AMP or ‘Accelerated Mobile Pages’ is an open source platform devoted to making the mobile web faster and more accessible. Google are the brains behind the platform, launching the AMP initiative in February of this year, from its advent at the back end of 2016, to help identify and prioritise pages that use AMP HTML, and since then they have strongly hinted towards AMP becoming a ranking factor in the near future. Not only that, but due to their fast page load speeds, AMPs already receive a significant SEO boost, and since Google’s platform launch, they have been giving prominent placement to AMP content, even over organic listings.

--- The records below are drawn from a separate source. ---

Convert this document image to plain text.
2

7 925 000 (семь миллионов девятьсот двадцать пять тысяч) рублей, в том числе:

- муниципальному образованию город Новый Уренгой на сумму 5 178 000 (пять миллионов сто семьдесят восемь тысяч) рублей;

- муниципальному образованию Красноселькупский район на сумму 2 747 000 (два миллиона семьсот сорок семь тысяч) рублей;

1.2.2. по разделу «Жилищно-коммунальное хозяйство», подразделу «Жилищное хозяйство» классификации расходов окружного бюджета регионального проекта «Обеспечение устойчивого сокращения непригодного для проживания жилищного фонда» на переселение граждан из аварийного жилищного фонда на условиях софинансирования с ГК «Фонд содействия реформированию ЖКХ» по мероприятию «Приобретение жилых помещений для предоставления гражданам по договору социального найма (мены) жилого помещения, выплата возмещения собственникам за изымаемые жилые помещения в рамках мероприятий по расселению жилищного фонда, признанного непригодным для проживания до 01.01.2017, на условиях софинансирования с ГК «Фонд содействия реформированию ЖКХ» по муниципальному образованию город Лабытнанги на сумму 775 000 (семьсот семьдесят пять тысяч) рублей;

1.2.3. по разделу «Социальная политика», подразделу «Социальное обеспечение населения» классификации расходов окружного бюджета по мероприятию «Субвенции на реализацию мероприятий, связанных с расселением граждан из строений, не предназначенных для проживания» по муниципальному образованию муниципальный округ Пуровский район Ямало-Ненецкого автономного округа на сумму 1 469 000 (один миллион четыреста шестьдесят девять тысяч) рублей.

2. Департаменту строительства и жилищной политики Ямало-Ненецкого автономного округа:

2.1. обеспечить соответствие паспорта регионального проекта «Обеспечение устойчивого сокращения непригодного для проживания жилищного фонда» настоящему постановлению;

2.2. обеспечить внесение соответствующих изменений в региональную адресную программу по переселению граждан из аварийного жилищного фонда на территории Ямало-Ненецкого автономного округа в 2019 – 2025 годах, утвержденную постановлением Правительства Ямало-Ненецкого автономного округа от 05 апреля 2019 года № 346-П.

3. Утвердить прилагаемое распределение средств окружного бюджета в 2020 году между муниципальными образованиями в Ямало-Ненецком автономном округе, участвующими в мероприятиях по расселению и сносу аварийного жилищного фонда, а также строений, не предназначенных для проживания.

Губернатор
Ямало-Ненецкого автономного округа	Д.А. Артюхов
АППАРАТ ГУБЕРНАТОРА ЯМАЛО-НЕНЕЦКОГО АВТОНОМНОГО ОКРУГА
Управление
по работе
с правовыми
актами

As part of their own research, Google identified that an AMP version of a page can load anywhere between 15-85% faster than the non-AMP version of that page, and, considering their mobile-first mentality, (they have begun creating separate mobile and desktop indexes, with mobile becoming the primary index), why wouldn’t they prioritise AMPs?
As a benefit to publishers, faster loading means faster content consumption, meaning that in turn you’re going to receive a larger number of visitors on a more frequent basis. If not only Google, but also social media sites such as Facebook, Twitter, LinkedIn and Pinterest are able to label AMP pages as such, then there is considerably more scope for achieving clicks than using regular non-AMP pages, especially when the user recognises that clicking on a link is only going to take them 5 seconds to read a particular article, rather than 5 minutes.
When it comes to AMP pages, content is still King, but UX is Queen. AMP HTML could be the most important development for the mobile industry that we’ve seen in a long time.